In total, the scientists examined lung tissue with the aid of mass spectrometry* obtained from 45 patients with different forms of ILD and compared them with the samples from ten healthy control subjects. In addition, they examined tissue samples of diseased and healthy areas of skin from six patients with fibrotic skin diseases.

“Interestingly, both in the lungs and skin of the fibrosis patients, we were able to identify an increased abundance of proteins specific for antibody-producing plasma cells,” explains lead author Schiller. Observations under the microscope supported these findings. This suggests that in many patients the disease could be caused by an autoimmune disorder that attacks so far unknown proteins in the lung. At present, however, there is no evidence of a causal relationship, and further studies are already initiated.

“In our study we found a high prevalence of antibody-forming plasma cells in scarred lung tissue, and the number of these cells was correlated with the reduction in the patients’ lung function,” Schiller notes. On the basis of these observations, he surmises that autoimmunity may play a bigger part in idiopathic forms of lung fibrosis than was previously assumed.

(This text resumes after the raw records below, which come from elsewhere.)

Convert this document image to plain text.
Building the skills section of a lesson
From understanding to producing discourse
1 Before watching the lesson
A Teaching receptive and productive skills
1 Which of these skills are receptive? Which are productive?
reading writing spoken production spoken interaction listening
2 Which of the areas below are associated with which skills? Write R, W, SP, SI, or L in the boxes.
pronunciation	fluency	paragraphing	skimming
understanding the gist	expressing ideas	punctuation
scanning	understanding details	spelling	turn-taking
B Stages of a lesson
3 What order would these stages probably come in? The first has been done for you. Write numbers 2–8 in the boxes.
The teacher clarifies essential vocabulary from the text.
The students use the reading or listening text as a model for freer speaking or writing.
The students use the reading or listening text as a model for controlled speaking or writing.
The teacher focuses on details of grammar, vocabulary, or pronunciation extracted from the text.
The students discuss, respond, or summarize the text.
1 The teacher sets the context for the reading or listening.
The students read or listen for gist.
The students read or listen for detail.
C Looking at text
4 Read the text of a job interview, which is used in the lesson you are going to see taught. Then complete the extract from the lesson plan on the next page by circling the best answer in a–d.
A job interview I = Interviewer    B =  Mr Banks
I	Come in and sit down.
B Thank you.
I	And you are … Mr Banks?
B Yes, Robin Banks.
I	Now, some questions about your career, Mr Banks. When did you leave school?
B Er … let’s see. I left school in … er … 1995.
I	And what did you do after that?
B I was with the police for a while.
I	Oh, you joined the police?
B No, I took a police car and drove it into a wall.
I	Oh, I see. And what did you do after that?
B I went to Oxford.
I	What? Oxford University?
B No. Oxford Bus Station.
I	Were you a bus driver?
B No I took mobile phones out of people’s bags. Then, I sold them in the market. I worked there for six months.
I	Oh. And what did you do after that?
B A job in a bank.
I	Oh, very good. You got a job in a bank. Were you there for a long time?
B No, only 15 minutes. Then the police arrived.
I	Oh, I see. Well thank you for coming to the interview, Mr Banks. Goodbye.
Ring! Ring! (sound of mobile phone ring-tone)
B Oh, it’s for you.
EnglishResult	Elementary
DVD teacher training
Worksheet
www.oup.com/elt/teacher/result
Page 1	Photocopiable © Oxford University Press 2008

“The use of mass spectrometry to identify auto-antibodies and their antigens present in the blood of ILD patients could be the key to better diagnostic classification in the future and to potential immunotherapeutic approaches,” Schiller says. His junior research group is therefore currently engaged in developing new methods of classifying autoantibodies and in examining larger patient cohorts.

Scientific Contact:

Dr. Herbert Schiller
Helmholtz Zentrum München - German Research Center for Environmental Health
Comprehensive Pneumology Center (DZL Site CPC Munich)
Max-Lebsche-Platz 31, D-81377 München
Tel. +49 89 3187 1194, email:


Further Information

* Mass spectrometry is a technique used to analyze molecular masses. The substance to be examined is transferred into the gas phase and ionized. The ions are accelerated using an electric field and passed into a mass analyzer, where they are sorted and separated according to their mass-to-charge ratio.

Original Publication:

Schiller, HB et al. (2017): Deep proteome profiling reveals common prevalence of MZB1-positive plasma B cells in human lung and skin fibrosis. American Journal of Respiratory and Critical Care Medicine, DOI: 10.1164/rccm.201611-2263OC

Source: Helmholtz Zentrum München (in English)


The cause of idiopathic pulmonary fibrosis (IPF), in particular, is still entirely unknown. Currently the outlook for IPF (median survival time of 2-5 years following diagnosis) is classified as poor. Only recently two anti-fibrotic drugs – Pirfenidon and Nintedanib – have become available for the treatment of IPF. However, since antifibrotic drugs can only slow down the progression of the disease but not halt it, lung transplantation is currently the only definitive treatment for IPF.

Since October 2015, first author Dr. Herbert Schiller has headed the DZL junior research group “Systems Medicine of Chronic Lung Disease” at the Institute of Lung Research, Helmholtz Zentrum München. The senior author of the study is Prof. Oliver Eickelberg. Until the turn of the year, he was Member of the DZL Board of Directors and Director of the Institute of Lung Biology and Disease (ILBD), Helmholtz Zentrum München. He currently heads the Division of Pulmonary and Critical Care Medicine at the University of Colorado School of Medicine in Denver.